Early attempts to devise a consumer proposition which did justice to this hybrid character appear to have been unsuccessful. The BBC was clear the channel would offer extended coverage of sport and events like Glastonbury, for which the BBC had rights it couldn’t fully exploit on BBC1 or 2.

It would also offer another chance to see BBC programmes: that week’s or programmes from the archives. But Katharine Everett, the channel’s head of programming, describes the original schedule as “something put together by a committee with some idea of what might be lying around already, but no real idea about the available audience.”

That audience, she decided, would be predominantly young people with families: the typical early adopters of multichannel television.
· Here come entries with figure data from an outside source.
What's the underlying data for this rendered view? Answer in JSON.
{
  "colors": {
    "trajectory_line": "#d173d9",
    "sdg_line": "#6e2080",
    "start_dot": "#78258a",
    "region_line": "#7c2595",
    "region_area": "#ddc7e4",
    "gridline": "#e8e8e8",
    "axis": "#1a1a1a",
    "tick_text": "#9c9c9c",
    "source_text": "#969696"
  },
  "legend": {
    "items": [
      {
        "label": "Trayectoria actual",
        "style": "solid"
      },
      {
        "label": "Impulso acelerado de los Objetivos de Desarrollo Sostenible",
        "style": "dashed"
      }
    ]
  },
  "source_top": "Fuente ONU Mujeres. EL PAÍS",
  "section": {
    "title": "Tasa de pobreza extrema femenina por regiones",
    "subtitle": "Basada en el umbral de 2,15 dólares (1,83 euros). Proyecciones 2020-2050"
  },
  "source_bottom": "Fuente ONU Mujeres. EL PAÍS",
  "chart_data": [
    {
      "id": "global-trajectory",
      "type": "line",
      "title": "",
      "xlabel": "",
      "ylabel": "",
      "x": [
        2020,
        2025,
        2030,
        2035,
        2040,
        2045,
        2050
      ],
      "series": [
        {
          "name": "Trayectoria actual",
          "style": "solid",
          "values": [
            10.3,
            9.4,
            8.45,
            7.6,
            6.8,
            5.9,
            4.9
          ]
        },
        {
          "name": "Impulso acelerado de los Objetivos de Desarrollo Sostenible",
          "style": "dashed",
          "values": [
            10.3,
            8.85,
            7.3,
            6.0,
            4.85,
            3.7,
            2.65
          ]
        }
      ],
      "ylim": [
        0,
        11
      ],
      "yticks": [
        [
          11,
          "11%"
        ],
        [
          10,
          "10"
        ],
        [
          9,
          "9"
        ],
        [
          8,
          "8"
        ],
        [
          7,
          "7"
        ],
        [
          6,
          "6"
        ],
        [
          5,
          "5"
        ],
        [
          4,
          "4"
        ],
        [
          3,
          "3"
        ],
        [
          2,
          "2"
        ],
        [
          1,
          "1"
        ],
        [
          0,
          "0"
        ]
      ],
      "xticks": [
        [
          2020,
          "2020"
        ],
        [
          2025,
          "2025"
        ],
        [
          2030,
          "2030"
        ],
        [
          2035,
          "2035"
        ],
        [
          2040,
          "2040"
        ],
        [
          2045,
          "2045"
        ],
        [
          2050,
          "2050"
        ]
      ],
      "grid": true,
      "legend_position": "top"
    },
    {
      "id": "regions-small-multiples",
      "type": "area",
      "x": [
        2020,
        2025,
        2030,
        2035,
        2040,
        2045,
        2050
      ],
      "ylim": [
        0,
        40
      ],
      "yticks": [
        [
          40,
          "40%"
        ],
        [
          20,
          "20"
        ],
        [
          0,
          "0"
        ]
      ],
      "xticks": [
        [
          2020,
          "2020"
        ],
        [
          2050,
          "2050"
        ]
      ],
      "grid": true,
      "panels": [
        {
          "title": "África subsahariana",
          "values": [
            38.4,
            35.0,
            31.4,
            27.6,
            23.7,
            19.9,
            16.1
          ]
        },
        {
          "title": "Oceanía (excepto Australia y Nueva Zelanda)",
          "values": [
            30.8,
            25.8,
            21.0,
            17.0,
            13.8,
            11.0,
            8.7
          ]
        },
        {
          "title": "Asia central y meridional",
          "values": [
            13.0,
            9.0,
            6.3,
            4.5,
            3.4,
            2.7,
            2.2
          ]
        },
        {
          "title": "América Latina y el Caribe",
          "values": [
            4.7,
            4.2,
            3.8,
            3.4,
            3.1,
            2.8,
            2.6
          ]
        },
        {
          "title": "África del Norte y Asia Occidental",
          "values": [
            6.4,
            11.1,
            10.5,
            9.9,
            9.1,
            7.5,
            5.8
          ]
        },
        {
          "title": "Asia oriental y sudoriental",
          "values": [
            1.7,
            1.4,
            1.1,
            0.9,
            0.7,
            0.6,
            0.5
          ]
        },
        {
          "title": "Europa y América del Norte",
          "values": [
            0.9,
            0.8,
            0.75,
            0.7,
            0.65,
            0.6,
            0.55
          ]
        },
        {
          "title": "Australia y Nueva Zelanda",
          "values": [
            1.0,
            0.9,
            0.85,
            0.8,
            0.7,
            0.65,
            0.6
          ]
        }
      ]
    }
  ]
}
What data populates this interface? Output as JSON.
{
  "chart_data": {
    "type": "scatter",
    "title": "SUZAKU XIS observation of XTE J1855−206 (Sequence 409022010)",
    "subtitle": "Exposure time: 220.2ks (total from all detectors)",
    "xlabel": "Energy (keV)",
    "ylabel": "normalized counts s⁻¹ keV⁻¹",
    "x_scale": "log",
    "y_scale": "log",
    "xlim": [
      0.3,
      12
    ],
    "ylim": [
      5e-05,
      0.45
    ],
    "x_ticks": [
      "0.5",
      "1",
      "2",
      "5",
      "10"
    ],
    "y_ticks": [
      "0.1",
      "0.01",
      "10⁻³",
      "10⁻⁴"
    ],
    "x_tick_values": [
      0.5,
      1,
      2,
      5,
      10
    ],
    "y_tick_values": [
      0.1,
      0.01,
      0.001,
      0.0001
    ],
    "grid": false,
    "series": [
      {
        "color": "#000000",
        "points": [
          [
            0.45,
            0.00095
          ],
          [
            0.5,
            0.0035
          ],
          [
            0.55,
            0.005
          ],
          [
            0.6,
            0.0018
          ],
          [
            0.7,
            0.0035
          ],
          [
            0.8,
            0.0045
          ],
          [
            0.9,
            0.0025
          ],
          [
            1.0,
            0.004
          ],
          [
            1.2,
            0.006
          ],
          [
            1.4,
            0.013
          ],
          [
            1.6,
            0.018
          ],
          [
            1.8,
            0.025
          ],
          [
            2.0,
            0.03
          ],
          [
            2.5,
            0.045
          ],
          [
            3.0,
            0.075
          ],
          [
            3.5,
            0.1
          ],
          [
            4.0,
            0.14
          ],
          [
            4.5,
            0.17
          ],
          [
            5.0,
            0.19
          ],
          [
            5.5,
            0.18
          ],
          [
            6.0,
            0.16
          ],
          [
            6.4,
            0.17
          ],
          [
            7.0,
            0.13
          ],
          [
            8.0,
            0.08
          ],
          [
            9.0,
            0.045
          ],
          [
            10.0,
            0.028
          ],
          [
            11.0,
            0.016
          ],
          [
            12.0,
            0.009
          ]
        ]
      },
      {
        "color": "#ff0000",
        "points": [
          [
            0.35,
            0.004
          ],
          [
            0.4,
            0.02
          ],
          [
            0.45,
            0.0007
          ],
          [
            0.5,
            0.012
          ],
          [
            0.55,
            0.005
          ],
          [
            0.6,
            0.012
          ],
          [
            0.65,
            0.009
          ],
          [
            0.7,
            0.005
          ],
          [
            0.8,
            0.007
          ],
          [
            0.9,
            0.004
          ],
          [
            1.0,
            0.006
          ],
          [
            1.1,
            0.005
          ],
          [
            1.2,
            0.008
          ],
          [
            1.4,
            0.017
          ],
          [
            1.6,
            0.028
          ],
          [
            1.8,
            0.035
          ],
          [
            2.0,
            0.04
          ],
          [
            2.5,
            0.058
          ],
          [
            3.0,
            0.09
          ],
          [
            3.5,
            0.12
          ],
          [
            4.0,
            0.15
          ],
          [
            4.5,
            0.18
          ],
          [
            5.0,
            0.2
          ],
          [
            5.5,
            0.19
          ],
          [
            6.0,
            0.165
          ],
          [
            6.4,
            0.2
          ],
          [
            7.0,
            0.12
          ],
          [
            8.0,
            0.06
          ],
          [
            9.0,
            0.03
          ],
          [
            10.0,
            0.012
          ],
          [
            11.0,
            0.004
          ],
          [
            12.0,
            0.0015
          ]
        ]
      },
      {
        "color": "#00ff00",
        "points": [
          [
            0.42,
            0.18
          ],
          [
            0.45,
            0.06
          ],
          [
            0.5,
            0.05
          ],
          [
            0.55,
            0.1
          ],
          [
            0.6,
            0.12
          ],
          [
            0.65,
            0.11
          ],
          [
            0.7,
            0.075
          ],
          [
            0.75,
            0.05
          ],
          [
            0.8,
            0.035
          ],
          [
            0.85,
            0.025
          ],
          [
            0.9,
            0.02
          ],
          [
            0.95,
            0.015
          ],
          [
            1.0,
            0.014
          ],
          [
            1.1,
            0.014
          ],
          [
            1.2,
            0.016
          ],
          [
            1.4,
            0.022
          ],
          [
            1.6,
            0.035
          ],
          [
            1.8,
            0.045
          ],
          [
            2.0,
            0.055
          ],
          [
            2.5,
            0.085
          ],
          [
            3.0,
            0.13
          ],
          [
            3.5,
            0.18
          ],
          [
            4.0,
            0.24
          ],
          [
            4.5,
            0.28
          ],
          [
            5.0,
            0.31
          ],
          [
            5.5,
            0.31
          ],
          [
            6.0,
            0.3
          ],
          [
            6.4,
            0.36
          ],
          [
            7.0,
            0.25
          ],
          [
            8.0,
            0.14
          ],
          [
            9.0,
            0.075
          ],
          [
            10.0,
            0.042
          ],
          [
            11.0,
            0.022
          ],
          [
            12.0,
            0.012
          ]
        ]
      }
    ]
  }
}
Programme strands would be designed especially to appeal to them.

Something would also have to be done about the widespread perception among viewers – especially younger viewers – that, while BBC programmes might be popular, the organisation itself was daunting and stuffy.

But devising a coherent brief proved difficult. Duffy says she found Everett’s team working with a definition of their new channel – something like “A new take on television for people with a fresh outlook” – which, while it might have rung the right bells internally in the BBC, was unworkable from a marketing point of view.
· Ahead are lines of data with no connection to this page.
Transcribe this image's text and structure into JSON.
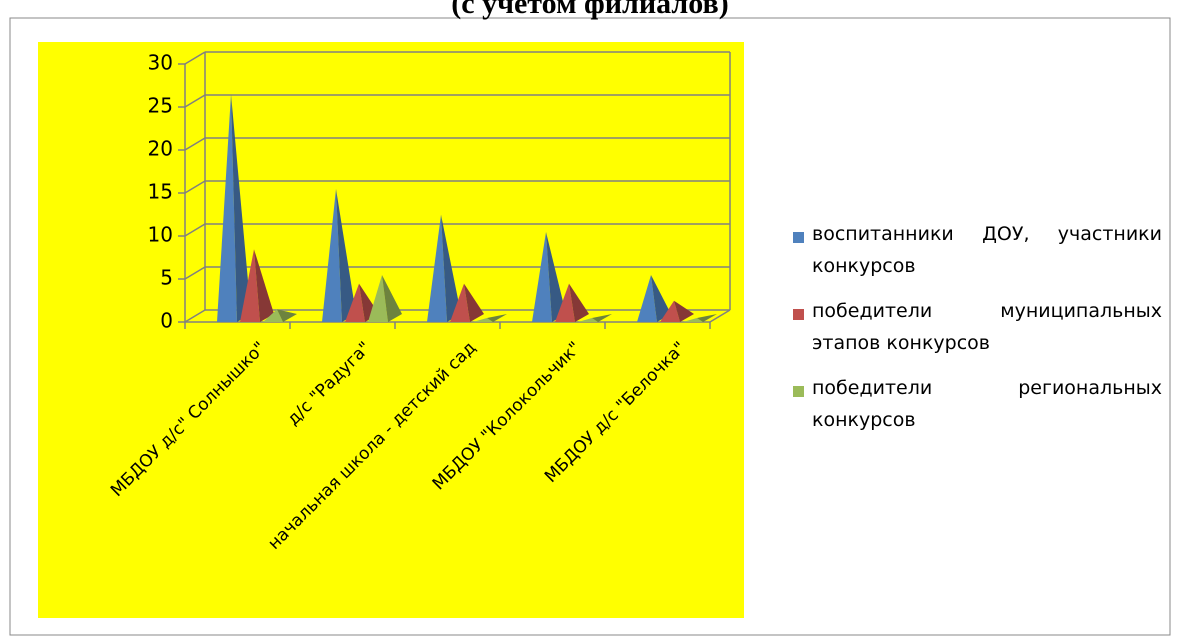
{
  "chart_data": {
    "type": "pyramid3d",
    "title": "(с учетом  филиалов)",
    "categories": [
      "МБДОУ  д/с\" Солнышко\"",
      "д/с \"Радуга\"",
      "начальная школа - детский сад",
      "МБДОУ \"Колокольчик\"",
      "МБДОУ  д/с \"Белочка\""
    ],
    "series": [
      {
        "name": "воспитанники   ДОУ, участники конкурсов",
        "color": "#4f81bd",
        "values": [
          26,
          15,
          12,
          10,
          5
        ]
      },
      {
        "name": "победители муниципальных этапов   конкурсов",
        "color": "#c0504d",
        "values": [
          8,
          4,
          4,
          4,
          2
        ]
      },
      {
        "name": " победители    региональных конкурсов",
        "color": "#9bbb59",
        "values": [
          1,
          5,
          0,
          0,
          0
        ]
      }
    ],
    "ylim": [
      0,
      30
    ],
    "yticks": [
      0,
      5,
      10,
      15,
      20,
      25,
      30
    ],
    "grid": true,
    "background": "#ffff00"
  }
}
“When you’re crafting a consumer proposition it has to be something that communicates a proper consumer benefit,” she says. What’s more, though research might suggest BBC1 and 2 were unapproachable, to sell BBC Choice on the basis that it might be more “accessible” risked denigrating the two existing channels.

The eventual consumer proposition – that BBC Choice “makes more of what you already enjoy on BBC1 and 2” – finds expression in a series of channel idents which aim to be witty and warm, while encapsulating the idea of choice (the buzzword which has become ubiquitous in digital television).

So one ident plays on the idea of a channel for fans (with images of a football fan, a paper fan and an electric fan), one on a channel with punch (a bowl of punch, Mr Punch, a boxer’s punch), one on a channel for the mouse generation (a toy mouse, a computer mouse, a real mouse).

The use of a trio of images in each case is a subliminal reference to the fact that this is the BBC’s third general interest channel – although “BBC 3” was rejected as a possible name since no-one was sure a network with such slender budgets could deliver viewers’ expectations.

Besides generic trailers on BBC1 and 2, the new channel will be supported by a poster campaign and cross-trails on the digital versions of BBC1 and 2.

With the launch of Choice Auntie has had to learn new tricks, skills which she will need to deploy more often in the digital world. The BBC is planning the launch of a new education service next year, BBC Learning, and it’s part way through an attempt to reposition BBC1 and BBC2.

It’s had to devise an over-arching channel brand which can embrace and sustain the subsidiary brands of popular programmes.

And its broadcasters have had to learn not to take a back seat to the marketing department, but to talk to their audiences not merely through their programmes but as part of a coherent strategy.